Вдруг кто-то крикнул:
– Воропаева!
– Давай Воропаева! На-плечь!
Корытов подсказал ему:
– Немцы нынче капитуляцию подписали…
Но дело было не в этом. Народ волновало и радовало не то, что немцы капитулировали письменно, а не на словах, а то, что мы победили. С этого Воропаев и начал:
– Много крови пролито нашей страной, но правда добивается только ею. Мы победили. Мы с вами. Победили потому, что сражались все, от мала до велика. У нас было одно желание, помноженное на двести миллионов сердец. Сурово и беспощадно отомстили мы за нанесенные нам обиды – да будет это уроком для тех, кто поднял на нас свое оружие.
Нет силы, способной противостоять силе советской.

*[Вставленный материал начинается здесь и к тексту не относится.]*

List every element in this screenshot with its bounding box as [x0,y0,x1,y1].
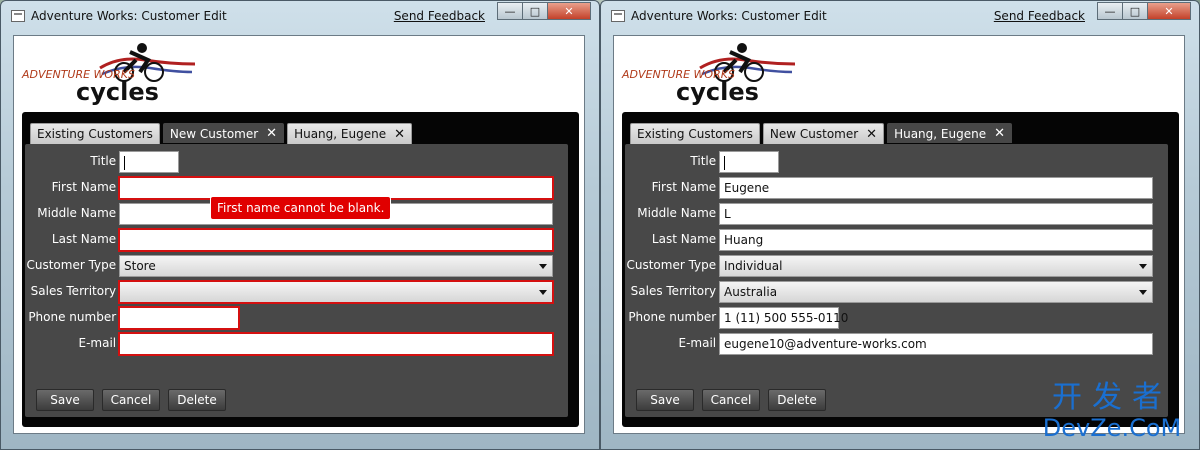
customer-edit-window-right: Adventure Works: Customer Edit Send Feed… [600,0,1200,450]
title-bar[interactable]: Adventure Works: Customer Edit Send Feed… [601,1,1199,31]
adventure-works-logo: ADVENTURE WORKS cycles [621,43,796,106]
tab-label: New Customer [769,127,859,141]
sales-territory-select[interactable] [118,280,554,304]
minimize-icon[interactable]: — [497,2,523,20]
watermark-bottom: DevZe.CoM [1042,414,1182,442]
tab-existing-customers[interactable]: Existing Customers [30,123,160,144]
close-icon[interactable]: ✕ [394,128,405,141]
customer-edit-window-left: Adventure Works: Customer Edit Send Feed… [0,0,600,450]
maximize-icon[interactable]: □ [522,2,548,20]
send-feedback-link[interactable]: Send Feedback [994,9,1085,23]
last-name-field[interactable]: Huang [719,229,1153,251]
first-name-field[interactable]: Eugene [719,177,1153,199]
tab-label: Existing Customers [37,127,153,141]
window-title: Adventure Works: Customer Edit [31,9,227,23]
site-watermark: 开发者 DevZe.CoM [1037,381,1187,443]
maximize-icon[interactable]: □ [1122,2,1148,20]
first-name-label: First Name : [651,180,724,194]
app-window-icon [611,10,625,22]
sales-territory-value: Australia [724,285,778,299]
chevron-down-icon [1139,290,1147,295]
close-icon[interactable]: ✕ [994,127,1005,140]
cancel-button[interactable]: Cancel [102,389,160,411]
customer-panel: Existing Customers New Customer ✕ Huang,… [22,112,579,427]
tab-huang-eugene[interactable]: Huang, Eugene ✕ [287,123,412,144]
delete-button[interactable]: Delete [768,389,826,411]
title-field[interactable] [119,151,179,173]
validation-error-tooltip: First name cannot be blank. [210,196,392,220]
customer-type-select[interactable]: Store [119,255,553,277]
svg-text:cycles: cycles [76,78,159,106]
sales-territory-select[interactable]: Australia [719,281,1153,303]
last-name-label: Last Name : [51,232,124,246]
window-title: Adventure Works: Customer Edit [631,9,827,23]
last-name-label: Last Name : [651,232,724,246]
customer-type-value: Individual [724,259,783,273]
text-caret [124,155,125,170]
tab-new-customer[interactable]: New Customer ✕ [162,123,285,143]
chevron-down-icon [539,290,547,295]
minimize-icon[interactable]: — [1097,2,1123,20]
save-button[interactable]: Save [636,389,694,411]
email-label: E-mail : [678,336,724,350]
email-label: E-mail : [78,336,124,350]
last-name-field[interactable] [118,228,554,252]
customer-type-label: Customer Type : [26,258,124,272]
tab-new-customer[interactable]: New Customer ✕ [762,123,885,144]
svg-text:cycles: cycles [676,78,759,106]
phone-label: Phone number : [628,310,724,324]
title-bar[interactable]: Adventure Works: Customer Edit Send Feed… [1,1,599,31]
window-client-area: ADVENTURE WORKS cycles Existing Customer… [613,35,1185,434]
title-field[interactable] [719,151,779,173]
tab-label: New Customer [169,126,259,141]
close-icon[interactable]: ✕ [547,2,591,20]
tab-label: Huang, Eugene [894,126,987,141]
customer-form: Title : First Name : Middle Name : Last … [25,144,568,417]
customer-form: Title : First Name : Eugene Middle Name … [625,144,1168,417]
tab-huang-eugene[interactable]: Huang, Eugene ✕ [887,123,1012,143]
email-field[interactable]: eugene10@adventure-works.com [719,333,1153,355]
middle-name-label: Middle Name : [37,206,124,220]
chevron-down-icon [539,264,547,269]
close-icon[interactable]: ✕ [266,127,277,140]
sales-territory-label: Sales Territory : [30,284,124,298]
delete-button[interactable]: Delete [168,389,226,411]
app-window-icon [11,10,25,22]
close-icon[interactable]: ✕ [1147,2,1191,20]
middle-name-label: Middle Name : [637,206,724,220]
cancel-button[interactable]: Cancel [702,389,760,411]
tab-strip: Existing Customers New Customer ✕ Huang,… [30,123,415,144]
phone-field[interactable] [118,306,240,330]
tab-existing-customers[interactable]: Existing Customers [630,123,760,144]
customer-type-value: Store [124,259,156,273]
send-feedback-link[interactable]: Send Feedback [394,9,485,23]
customer-type-select[interactable]: Individual [719,255,1153,277]
tab-strip: Existing Customers New Customer ✕ Huang,… [630,123,1015,144]
tab-label: Existing Customers [637,127,753,141]
watermark-top: 开发者 [1052,380,1172,415]
tab-label: Huang, Eugene [294,127,387,141]
window-client-area: ADVENTURE WORKS cycles Existing Customer… [13,35,585,434]
chevron-down-icon [1139,264,1147,269]
save-button[interactable]: Save [36,389,94,411]
text-caret [724,155,725,170]
adventure-works-logo: ADVENTURE WORKS cycles [21,43,196,106]
phone-label: Phone number : [28,310,124,324]
sales-territory-label: Sales Territory : [630,284,724,298]
customer-type-label: Customer Type : [626,258,724,272]
email-field[interactable] [118,332,554,356]
middle-name-field[interactable]: L [719,203,1153,225]
first-name-label: First Name : [51,180,124,194]
close-icon[interactable]: ✕ [866,128,877,141]
phone-field[interactable]: 1 (11) 500 555-0110 [719,307,848,329]
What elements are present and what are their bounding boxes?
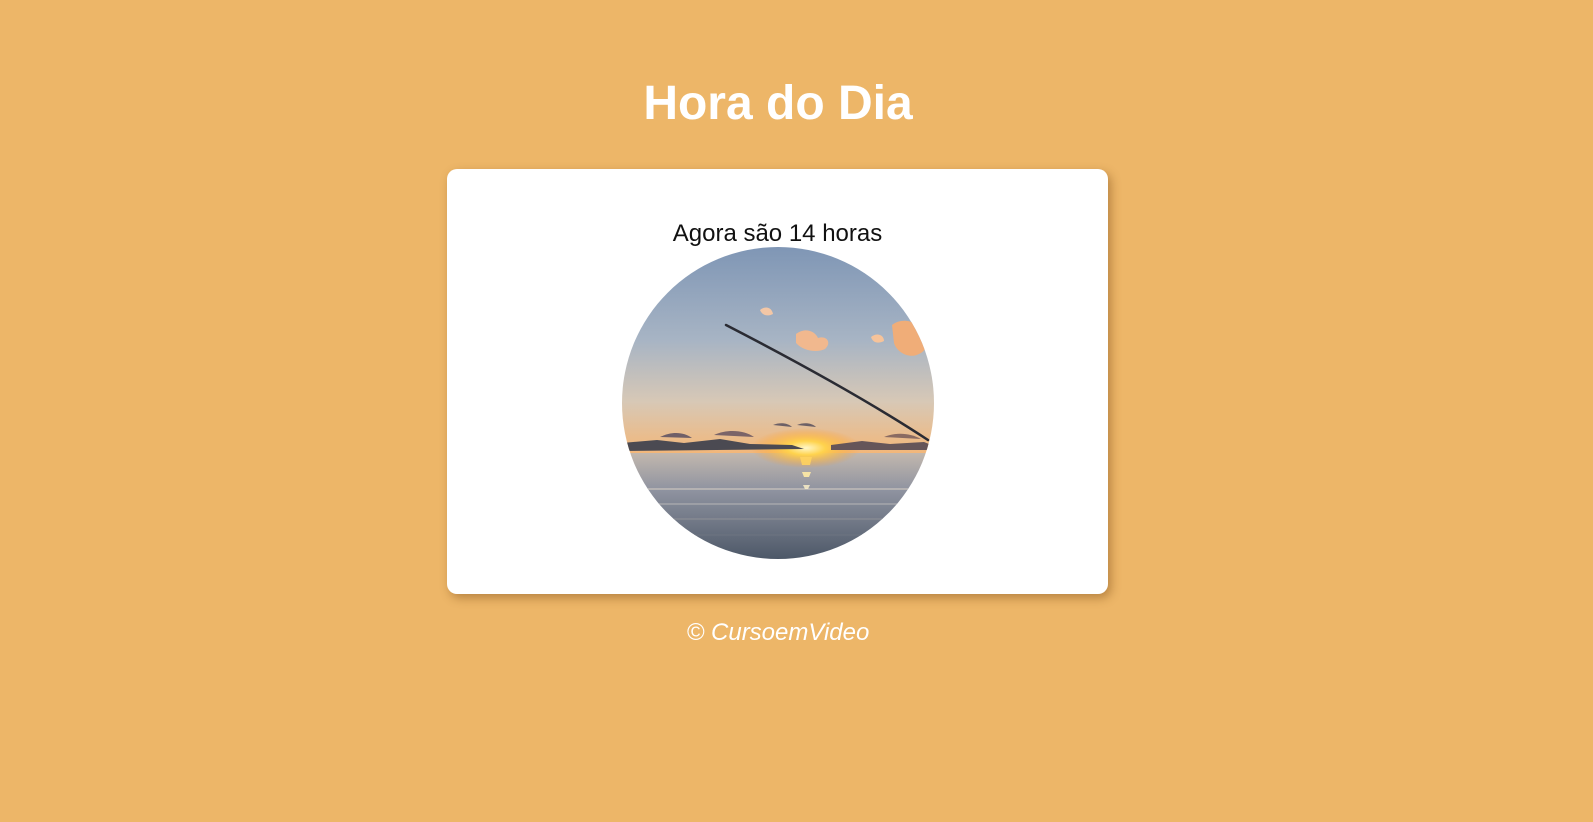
page-header: Hora do Dia <box>0 74 1556 134</box>
time-message: Agora são 14 horas <box>672 220 883 247</box>
footer-copyright: © CursoemVideo <box>686 619 870 646</box>
page-title: Hora do Dia <box>643 77 913 130</box>
content-card: Agora são 14 horas <box>447 169 1108 594</box>
sunset-photo <box>622 247 934 559</box>
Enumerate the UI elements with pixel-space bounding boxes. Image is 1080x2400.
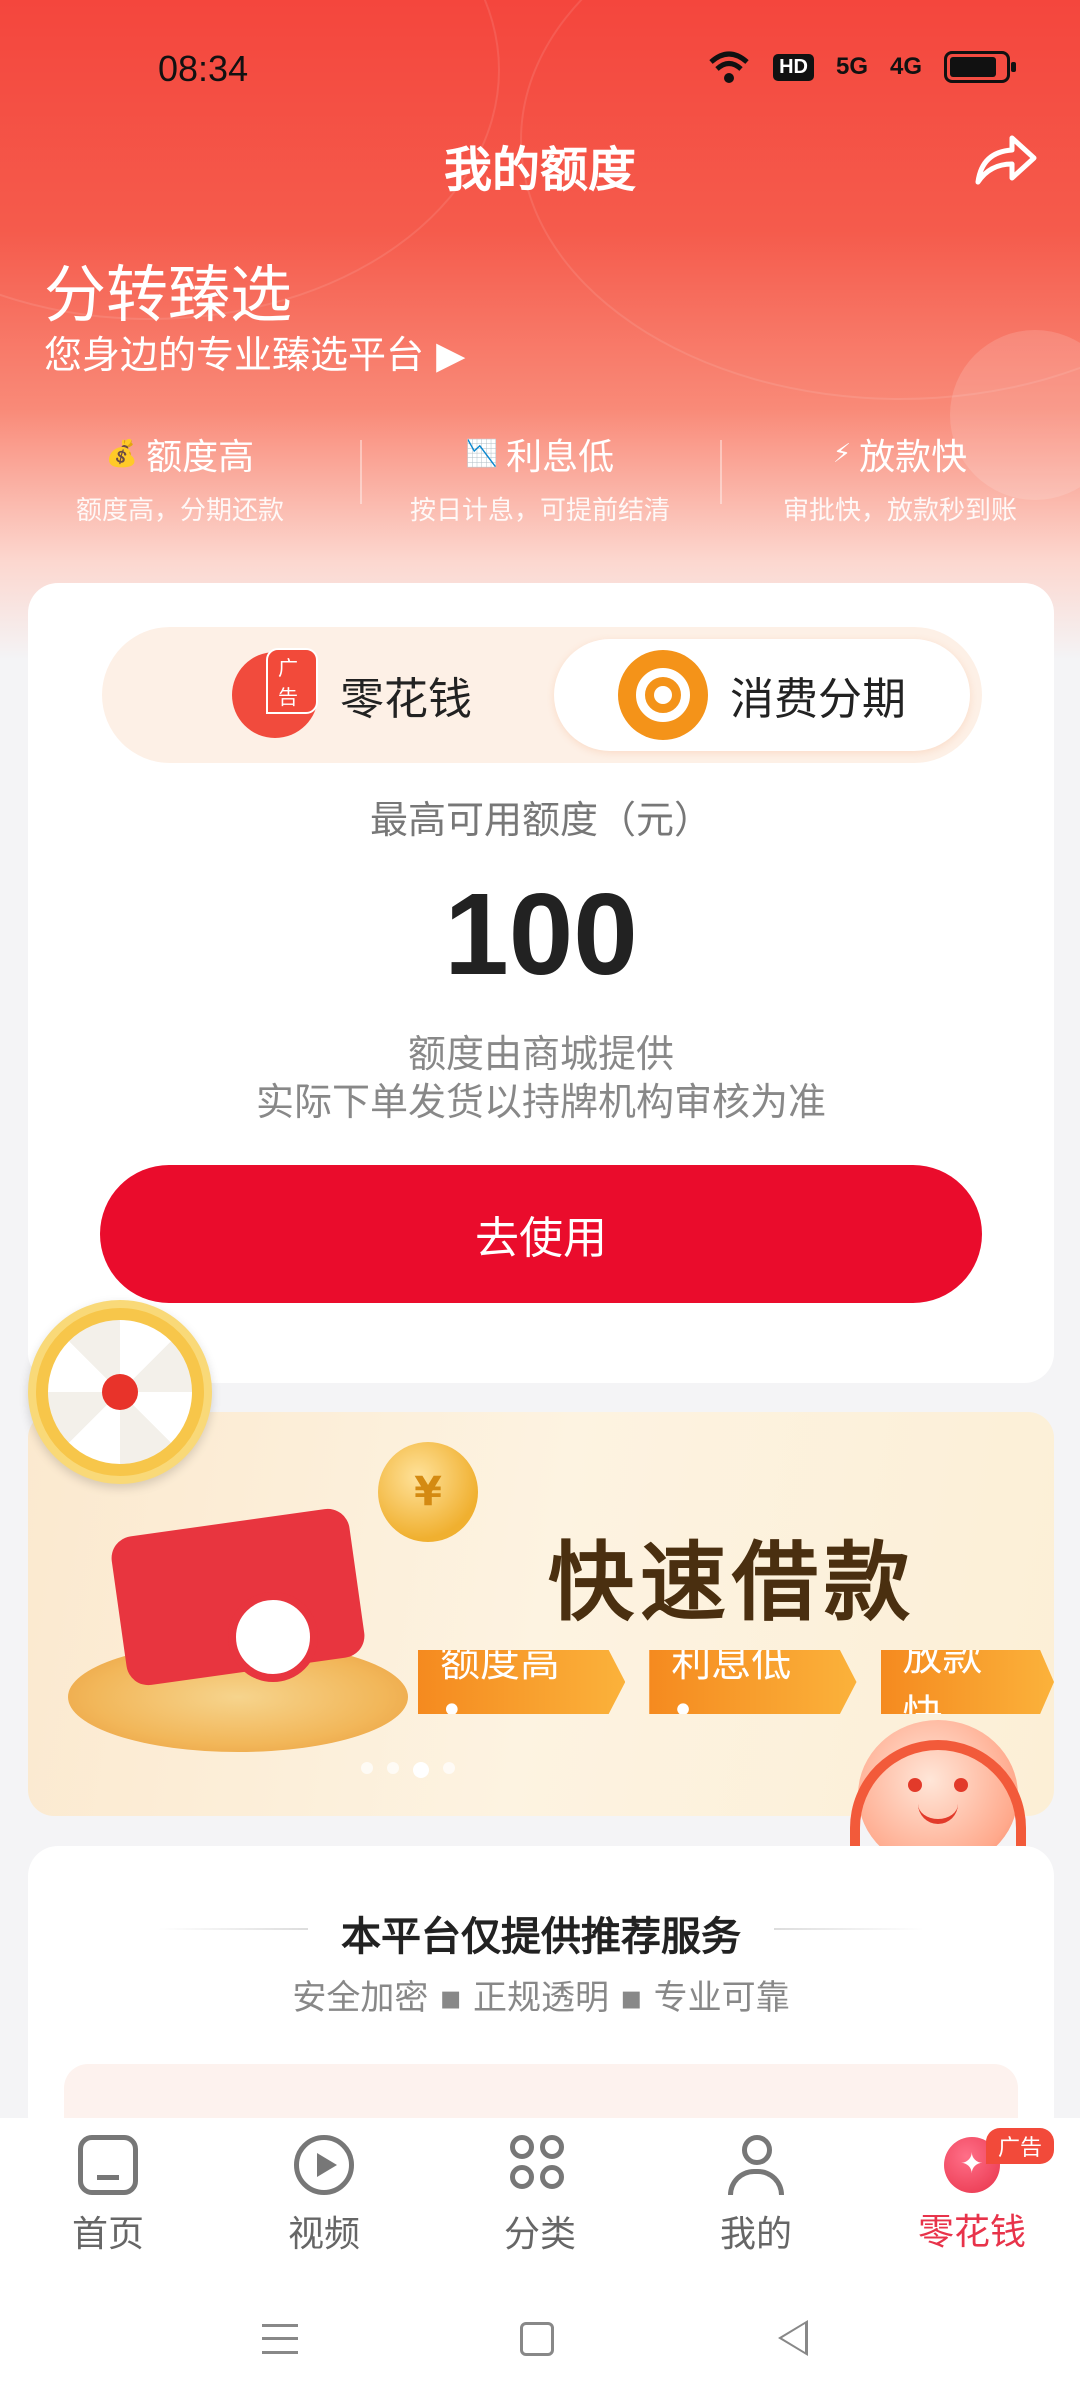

Пусть запишет человечество сегодняшний день, – социализм один победил за всех! На передний край человечества вышел советский человек. О нем тридцать лет рассказывали небылицы. А он выстроил социализм. Не верили. Он взялся бить фашистов. И этому не поверили. А мы своротили, свернули шею Гитлеру, освободили две трети Европы и стоим победителями в Берлине. Ужели и сейчас не воздадут должной славы? Нет, теперь им не утаить наших дел! Не замолчать! Не оболгать нас! Отныне и вечно будем мы стоять перед глазами человечества как самые сильные и справедливые люди на земле!.. Да здравствует Сталин!..
Лена ждала его, подняв вверх взволнованное лицо. Впервые слышала она его речь и поразилась не столько смыслу слов его, сколько силе чувства, рождавшего слова.
Лене сначала показалось, что Воропаев говорит так хорошо только потому, что она только что поделилась с ним своими мыслями и, как ей казалось, вовремя помогла ему. Но, следя за ходом речи, Лена постепенно поняла, что хотя Воропаев говорит именно то, что она сама сейчас чувствует, – до сих пор она этого чувства как-то не сознавала и не могла бы выразить. Она радостно вздрогнула. Руки ее поднялись вверх, она обхватила ими щеки и, глядя на Воропаева, как на чудо, что-то шептала и улыбалась ему.
Когда Воропаев кончил говорить и был опущен на землю, Лена еще долго не верила, что он рядом.
Нет, не из ее маленького сердца вычерпал он мысли, а вложил в него свои, каких у нее не было. Он дал ей мысли, и она приняла их как свои собственные и обогатилась.
«Немая я рядом с ним, – подумала она тотчас. – Заскучает он со мной, если будем вместе».
– Да что ты, Леночка, онемела? – окликнул ее Воропаев, теребя за руку.
Она горько улыбнулась, услышав, что и Воропаев заметил ее немоту.
– Не знала я, что вы такое можете с народом делать, – покачала она головой. – Вот вы какой, Воропаев-то!
Он невольно смутился под ее восторженным взглядом.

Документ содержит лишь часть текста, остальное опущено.